Do You Like It? I Made it Myself.

THE UNEXPECTED is one of the joys of writing fiction and one of the most mysterious.  Where the heck does all that stuff come from, anyway?

I’m a voracious reader, so I guess some of it comes from the minds of other writers. It floats around in my unconscious mind like a little life raft, unneeded and unheeded until one day I’m in desperate need of a new simile or a phrase to describe someone or something and it pops up, bright and yellow in the murk, ready for me to leap aboard.

But other stuff really does seem to come out of the ether: surprising, delightful, mysterious.

For example: I was a nail biter for years and then, with no small amount of concentrated effort, I stopped. So I coddle my nails with clear nail polish twice a week to help them stay strong and long.

I file them into gentle ovals (stick with me here) because the shape takes advantage of every micro-millimeter of length, and I do this even though it’s more fashionable to file them straight across, leaving the nails squared off and blunt.

So there you have it. Twice a week I pay particular attention to my fingernails for five minutes, shaping them and polishing them.  For some reason a couple of weeks ago I was having a bit of trouble getting the oval shape just right and I thought: The heck with it; I’ll just file them straight across.

And in my head I suddenly saw a woman getting her nails done in a new salon.  She normally has them filed into ovals followed up by a discreet French manicure. But her new manicurist files them straight across, and paints them iridescent green with purple daisies. My heroine hates them. (As who wouldn’t?)

Now why would she hate them and yet make no objection to the manicurist’s flight of fancy? Because, of course, she is in a witness protection program. She’s been moved far from home, told to dye her hair, quit her job and dress differently, and because she’s a thorough sort of girl, she’s decided her camouflage must extend to her manicures.

The manicurist, for no explainable reason, is a Native American. Aha! She’s Shoshone or Arapaho from the Wind River Reservation near a  small town in Wyoming. I’ve vacationed there in a river-side log cabin belonging to friends. So suddenly I have two characters, a home for my heroine (she’ll live in the log cabin), a small-town setting and the beginning of a plot.

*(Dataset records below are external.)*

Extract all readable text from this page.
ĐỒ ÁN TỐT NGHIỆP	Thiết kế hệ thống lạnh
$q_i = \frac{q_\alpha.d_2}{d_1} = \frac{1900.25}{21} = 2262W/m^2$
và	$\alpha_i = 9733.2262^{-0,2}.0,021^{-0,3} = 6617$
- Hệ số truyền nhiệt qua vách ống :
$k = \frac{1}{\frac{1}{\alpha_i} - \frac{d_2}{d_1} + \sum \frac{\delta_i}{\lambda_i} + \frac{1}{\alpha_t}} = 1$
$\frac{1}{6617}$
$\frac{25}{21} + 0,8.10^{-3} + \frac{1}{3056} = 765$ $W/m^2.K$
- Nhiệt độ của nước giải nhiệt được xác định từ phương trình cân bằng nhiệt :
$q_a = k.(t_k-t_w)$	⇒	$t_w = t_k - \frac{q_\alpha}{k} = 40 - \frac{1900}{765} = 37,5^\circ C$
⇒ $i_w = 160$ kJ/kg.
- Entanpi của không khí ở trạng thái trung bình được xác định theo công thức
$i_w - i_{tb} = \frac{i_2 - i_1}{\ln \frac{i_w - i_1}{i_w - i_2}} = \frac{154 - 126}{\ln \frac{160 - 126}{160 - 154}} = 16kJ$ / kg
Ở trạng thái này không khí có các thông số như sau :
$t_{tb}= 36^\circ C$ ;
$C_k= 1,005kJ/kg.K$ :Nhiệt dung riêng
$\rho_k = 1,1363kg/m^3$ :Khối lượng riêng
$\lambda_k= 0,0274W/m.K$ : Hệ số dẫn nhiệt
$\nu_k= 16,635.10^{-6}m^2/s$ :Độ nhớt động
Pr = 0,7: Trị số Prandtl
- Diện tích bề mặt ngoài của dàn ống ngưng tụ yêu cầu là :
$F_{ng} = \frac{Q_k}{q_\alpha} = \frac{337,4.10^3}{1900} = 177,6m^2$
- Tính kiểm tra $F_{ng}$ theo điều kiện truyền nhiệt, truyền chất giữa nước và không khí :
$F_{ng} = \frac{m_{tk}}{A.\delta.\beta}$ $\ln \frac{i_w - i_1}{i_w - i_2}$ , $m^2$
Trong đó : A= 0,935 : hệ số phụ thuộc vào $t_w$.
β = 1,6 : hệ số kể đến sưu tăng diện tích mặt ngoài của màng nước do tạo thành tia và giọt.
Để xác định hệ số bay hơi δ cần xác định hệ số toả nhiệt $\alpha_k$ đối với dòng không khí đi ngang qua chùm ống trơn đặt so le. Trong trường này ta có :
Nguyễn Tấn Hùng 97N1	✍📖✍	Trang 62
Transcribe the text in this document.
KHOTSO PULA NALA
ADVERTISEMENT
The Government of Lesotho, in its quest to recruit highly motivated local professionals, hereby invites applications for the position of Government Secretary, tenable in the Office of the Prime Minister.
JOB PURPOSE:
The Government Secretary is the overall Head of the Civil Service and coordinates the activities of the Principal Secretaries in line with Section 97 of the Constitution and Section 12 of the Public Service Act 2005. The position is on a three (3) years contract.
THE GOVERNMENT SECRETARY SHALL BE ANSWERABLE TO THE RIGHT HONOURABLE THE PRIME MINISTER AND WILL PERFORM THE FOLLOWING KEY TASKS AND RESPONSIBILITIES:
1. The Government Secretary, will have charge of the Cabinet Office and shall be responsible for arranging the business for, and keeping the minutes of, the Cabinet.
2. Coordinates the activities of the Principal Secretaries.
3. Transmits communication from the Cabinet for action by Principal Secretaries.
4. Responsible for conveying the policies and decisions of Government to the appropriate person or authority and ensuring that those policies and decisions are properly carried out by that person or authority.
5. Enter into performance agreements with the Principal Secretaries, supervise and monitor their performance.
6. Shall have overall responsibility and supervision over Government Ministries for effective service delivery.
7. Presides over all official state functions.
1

These details, including the colors of her nail polish, all came to me as I was writing, with no forethought at all. I was describing the manicure, then I was explaining why she hated it, then she was talking to the manicurist about life on the reservation, then I showed her reaction to the small town, and finally went along on her difficult drive to the log cabin as she revealed the bare bones of her troubles with evil men who want her dead.

Before I knew it I had 3,000 words and I swear to God it all began with me sitting in my study, thinking of nothing except brushing clear polish on my fingernails.

I’m not saying all of these things individually were conjured out of thin air. I’ve seen manicures like that; I don’t hate them, but I’m not a particular fan. I’ve visited the Wind River Reservation, I’ve vacationed in that small town, and–this is the capper–I know the town has a branch office of the FBI.

So these things were floating around in my unconscious when I sat down to write about a manicure, but the way I put them together was new and wholly my own. I wrote an outline for the novel starting with that scene which led to where I am now, at 15,000 words.

But here’s the punchline, which will come as no surprise if you’ve read Outline or Mishigas:

The scene isn’t in the book.  I decided that the manicure was a bridge too far, even for someone in the witness protection program. My heroine is smart and she’s scared and she’s careful, but she’s not an obsessive nut. If I wanted her to be an obsessive nut I might have left the manicure in place as written.

The manicure in any case had served its purpose–I’d climbed aboard a life raft from my own unconscious and paddled like hell for shore.